Por Mario Almeida
Lo primero que haré –luego de apretujar a par de viejos que tengo regados por ahí– será agarrar del moño a la casa de campaña y perderme, de forma casi literal, en busca de amaneceres.
Llegaré a la terminal, tomaré turno en la lista de espera y me sentaré a leer un libro durante horas, en medio del barullo y el sonido roto de los altavoces. Con paciencia, que es algo que hemos sabido alimentar en estos meses, esperaré la guagua y, cuando llegue, pagaré el pasaje, abordaré y, muy probablemente, quedaré rendido tras reclinar un poco el asiento.
Algún bache me abrirá un momento los párpados y me descubriré en medio de la carretera con esa visión mágica del monte borroso tras el cristal, monte que se fuga veloz como primer plano y, como segundo, las lomas en eterno y delicado traveling.
El dolor de la prolongada inmovilidad irá conmigo cuando “aterrice” en una ciudad desconocida, con algo de dificultad me colocaré la mochila e iré tras algún camión de los que ruedan desde la vieja república.
Montarán personas de cualquier rango etario, condición física, sexo, montarán corteses, silenciosos, confianzudos, carnavalescos, chismosos preguntones y hasta gente normal, de la que calla y mira al piso mientras el camión avanza a tientas hasta algún pueblo, del cual solo tendré referencias virtuales hasta ese instante.
Haré preguntas, me tratarán como extraño, indicarán… me sorprenderé con las diferencias y las exactitudes productos de mis comparaciones, me deprimirá el hecho de que la gente no es tan buena y me alentará la realidad de que el malo, en su formato puro, tampoco abunda.
Puede que pase otro par de horas a la sombra de una iglesia en espera de “algo” que no conozco, que puede ser un ómnibus, un tractor, otro camión, un carro… que con suerte me guiará hasta cualquier loma donde pueda anclar hasta el siguiente día.
Tarde o temprano habrá de ocurrir y, entonces, llegaré por fin con los ojos inmensos del que intenta verlo todo de una sola pasada y moviendo la cabeza hacia todas partes como un imbécil… Caminaré sin más rumbo fijo que la intuición y, en un claro de hierba y horizontes generosos, tenderé mi casa y escrutaré los ríos.
Una pequeña fogata para el caldero, unos espaguetis de mediana calidad, tirando a mala, la noche apagará al día cual mano callosa a una vela y yo, tras pensar en cómo será la vida cuando baje de la loma, quedaré dormido.

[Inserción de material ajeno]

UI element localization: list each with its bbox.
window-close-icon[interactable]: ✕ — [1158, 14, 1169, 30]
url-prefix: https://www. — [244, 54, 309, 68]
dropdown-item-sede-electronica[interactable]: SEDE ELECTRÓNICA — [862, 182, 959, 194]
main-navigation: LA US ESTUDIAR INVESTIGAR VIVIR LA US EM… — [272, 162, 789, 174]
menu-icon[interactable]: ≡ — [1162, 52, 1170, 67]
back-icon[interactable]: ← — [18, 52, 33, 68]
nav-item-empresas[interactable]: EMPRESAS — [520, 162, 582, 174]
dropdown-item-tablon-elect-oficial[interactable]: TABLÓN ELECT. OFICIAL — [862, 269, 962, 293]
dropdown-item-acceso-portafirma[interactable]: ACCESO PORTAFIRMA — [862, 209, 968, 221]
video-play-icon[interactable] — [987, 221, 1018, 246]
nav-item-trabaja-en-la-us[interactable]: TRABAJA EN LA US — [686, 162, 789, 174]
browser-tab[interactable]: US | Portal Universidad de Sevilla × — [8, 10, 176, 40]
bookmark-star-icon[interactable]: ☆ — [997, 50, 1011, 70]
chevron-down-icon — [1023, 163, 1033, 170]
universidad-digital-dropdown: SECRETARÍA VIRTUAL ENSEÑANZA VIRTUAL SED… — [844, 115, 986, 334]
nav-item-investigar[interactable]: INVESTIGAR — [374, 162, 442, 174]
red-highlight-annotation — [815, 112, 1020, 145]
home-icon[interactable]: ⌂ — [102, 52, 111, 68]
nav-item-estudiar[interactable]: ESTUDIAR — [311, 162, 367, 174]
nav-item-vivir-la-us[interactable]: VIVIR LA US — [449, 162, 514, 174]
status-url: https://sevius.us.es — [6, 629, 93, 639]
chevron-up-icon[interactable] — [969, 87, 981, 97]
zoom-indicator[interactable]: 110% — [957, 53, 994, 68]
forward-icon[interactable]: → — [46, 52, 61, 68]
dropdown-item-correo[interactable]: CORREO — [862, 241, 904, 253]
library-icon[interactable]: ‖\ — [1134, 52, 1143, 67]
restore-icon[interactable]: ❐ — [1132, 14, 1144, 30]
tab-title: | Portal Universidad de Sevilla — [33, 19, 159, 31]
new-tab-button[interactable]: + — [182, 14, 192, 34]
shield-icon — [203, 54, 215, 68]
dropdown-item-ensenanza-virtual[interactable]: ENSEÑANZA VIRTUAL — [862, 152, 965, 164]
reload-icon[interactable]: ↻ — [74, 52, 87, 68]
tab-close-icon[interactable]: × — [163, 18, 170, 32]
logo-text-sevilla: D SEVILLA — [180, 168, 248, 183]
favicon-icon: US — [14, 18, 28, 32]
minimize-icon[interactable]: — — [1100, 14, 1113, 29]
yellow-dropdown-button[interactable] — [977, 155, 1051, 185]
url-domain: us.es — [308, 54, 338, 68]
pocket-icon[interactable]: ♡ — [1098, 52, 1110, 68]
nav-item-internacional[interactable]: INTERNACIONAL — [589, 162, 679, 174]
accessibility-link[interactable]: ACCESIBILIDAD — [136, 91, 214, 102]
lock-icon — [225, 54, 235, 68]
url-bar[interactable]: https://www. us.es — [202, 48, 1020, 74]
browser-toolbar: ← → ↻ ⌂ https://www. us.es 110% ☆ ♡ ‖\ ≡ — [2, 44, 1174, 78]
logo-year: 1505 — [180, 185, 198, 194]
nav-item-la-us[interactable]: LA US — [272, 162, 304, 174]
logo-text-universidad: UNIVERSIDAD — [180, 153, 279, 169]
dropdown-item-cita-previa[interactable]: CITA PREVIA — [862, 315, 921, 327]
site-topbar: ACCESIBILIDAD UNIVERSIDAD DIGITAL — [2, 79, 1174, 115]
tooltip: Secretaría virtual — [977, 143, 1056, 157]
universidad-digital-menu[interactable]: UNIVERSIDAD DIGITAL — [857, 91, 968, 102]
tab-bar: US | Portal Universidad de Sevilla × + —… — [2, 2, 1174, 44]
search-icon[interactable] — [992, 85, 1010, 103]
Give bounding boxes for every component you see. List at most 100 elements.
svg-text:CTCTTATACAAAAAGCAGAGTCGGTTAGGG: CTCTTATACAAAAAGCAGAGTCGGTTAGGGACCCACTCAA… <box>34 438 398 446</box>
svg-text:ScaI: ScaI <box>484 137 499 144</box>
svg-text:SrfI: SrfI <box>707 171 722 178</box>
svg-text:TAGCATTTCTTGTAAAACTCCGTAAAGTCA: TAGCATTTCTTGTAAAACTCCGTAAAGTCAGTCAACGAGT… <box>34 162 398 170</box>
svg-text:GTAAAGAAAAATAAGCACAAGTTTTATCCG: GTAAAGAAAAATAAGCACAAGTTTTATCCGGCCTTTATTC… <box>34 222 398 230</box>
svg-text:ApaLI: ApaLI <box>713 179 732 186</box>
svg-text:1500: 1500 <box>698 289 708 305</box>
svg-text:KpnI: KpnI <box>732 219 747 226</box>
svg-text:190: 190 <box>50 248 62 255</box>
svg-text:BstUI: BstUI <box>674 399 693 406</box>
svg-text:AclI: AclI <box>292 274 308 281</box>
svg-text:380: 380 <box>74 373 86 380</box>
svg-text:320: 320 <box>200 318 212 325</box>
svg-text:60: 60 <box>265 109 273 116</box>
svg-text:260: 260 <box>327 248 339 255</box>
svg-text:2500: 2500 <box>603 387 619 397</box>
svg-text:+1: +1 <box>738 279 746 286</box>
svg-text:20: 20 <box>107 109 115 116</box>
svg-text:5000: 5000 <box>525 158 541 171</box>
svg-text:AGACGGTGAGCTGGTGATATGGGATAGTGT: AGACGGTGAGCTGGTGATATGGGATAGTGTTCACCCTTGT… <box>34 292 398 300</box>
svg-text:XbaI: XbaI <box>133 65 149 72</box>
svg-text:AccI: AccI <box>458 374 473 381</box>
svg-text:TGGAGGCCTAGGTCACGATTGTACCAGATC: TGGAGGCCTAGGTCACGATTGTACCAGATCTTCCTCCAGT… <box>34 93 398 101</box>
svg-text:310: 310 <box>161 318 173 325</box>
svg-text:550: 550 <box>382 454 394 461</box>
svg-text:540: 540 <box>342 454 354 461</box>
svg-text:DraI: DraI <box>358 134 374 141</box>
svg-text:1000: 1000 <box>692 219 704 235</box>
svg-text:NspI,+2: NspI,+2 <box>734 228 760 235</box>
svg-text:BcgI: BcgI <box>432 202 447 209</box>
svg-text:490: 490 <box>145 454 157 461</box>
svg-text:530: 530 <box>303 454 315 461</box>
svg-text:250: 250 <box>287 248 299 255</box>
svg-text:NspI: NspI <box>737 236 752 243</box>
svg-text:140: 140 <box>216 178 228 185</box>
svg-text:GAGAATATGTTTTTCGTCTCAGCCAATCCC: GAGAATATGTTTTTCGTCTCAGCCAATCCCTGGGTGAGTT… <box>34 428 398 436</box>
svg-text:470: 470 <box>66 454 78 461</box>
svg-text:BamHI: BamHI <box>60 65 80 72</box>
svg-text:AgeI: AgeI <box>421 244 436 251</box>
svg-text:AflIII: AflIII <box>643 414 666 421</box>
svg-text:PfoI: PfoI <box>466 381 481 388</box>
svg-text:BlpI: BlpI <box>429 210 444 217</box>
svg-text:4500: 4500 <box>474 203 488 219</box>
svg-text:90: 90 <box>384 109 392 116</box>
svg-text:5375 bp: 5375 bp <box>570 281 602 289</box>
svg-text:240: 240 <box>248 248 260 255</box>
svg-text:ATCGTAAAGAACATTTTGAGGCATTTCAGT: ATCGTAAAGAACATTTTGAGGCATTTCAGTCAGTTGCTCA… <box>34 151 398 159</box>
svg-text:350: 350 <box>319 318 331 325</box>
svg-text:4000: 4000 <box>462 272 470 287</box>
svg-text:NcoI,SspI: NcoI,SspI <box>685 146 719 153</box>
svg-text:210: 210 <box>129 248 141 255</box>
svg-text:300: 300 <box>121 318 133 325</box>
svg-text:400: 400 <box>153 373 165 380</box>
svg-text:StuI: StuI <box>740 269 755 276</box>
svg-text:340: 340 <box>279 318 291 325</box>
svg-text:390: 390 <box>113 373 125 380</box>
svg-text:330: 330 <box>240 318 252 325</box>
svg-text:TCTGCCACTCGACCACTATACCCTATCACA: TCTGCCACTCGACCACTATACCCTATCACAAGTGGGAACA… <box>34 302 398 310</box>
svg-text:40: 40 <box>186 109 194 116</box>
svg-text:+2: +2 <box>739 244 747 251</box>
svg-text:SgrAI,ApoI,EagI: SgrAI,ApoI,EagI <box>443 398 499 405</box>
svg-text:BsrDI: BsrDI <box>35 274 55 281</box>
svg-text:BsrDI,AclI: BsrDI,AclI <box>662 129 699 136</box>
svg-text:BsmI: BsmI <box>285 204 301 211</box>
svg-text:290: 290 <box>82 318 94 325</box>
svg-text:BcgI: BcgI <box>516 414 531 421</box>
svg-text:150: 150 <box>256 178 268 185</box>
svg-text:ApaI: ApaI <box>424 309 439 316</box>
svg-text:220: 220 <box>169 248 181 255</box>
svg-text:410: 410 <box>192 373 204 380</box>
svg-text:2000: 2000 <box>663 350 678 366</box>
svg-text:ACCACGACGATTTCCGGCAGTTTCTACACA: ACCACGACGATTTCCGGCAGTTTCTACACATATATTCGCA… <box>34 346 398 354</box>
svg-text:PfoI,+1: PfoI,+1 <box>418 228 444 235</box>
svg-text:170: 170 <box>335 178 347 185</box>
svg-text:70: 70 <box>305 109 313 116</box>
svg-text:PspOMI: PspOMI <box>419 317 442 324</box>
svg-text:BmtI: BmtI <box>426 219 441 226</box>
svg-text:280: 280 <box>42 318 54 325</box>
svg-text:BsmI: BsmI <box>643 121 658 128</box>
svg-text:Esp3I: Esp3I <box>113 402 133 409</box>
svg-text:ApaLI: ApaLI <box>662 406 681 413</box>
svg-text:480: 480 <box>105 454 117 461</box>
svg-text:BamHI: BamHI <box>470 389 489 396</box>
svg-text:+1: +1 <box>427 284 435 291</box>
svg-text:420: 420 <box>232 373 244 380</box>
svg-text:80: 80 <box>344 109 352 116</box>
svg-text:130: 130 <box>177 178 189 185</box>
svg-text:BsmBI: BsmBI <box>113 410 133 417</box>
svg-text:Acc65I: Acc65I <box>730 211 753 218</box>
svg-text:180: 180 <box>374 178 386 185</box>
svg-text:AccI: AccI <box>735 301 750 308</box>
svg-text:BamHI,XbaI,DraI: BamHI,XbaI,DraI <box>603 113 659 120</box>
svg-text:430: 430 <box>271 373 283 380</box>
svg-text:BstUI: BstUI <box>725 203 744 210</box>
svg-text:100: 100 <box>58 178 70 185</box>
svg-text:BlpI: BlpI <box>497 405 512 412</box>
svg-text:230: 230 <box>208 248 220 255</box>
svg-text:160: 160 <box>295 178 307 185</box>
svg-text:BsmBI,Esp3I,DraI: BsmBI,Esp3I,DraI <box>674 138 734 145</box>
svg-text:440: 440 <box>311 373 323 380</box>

La zozobra propia del lecho foráneo me hará despertar de madrugada, volver a dormir, a despertar, hasta que todo se comience a ver grisáceo y la luz de a poco se empine tras lejanos picos.
Quedaré embobado mientras la hierba húmeda del rocío me moja las nalgas y después sacudiré la testa y me pondré a recoger todo. Suena pretencioso, pero lo haré… será lo primero cuando la vida antigua esté de vuelta.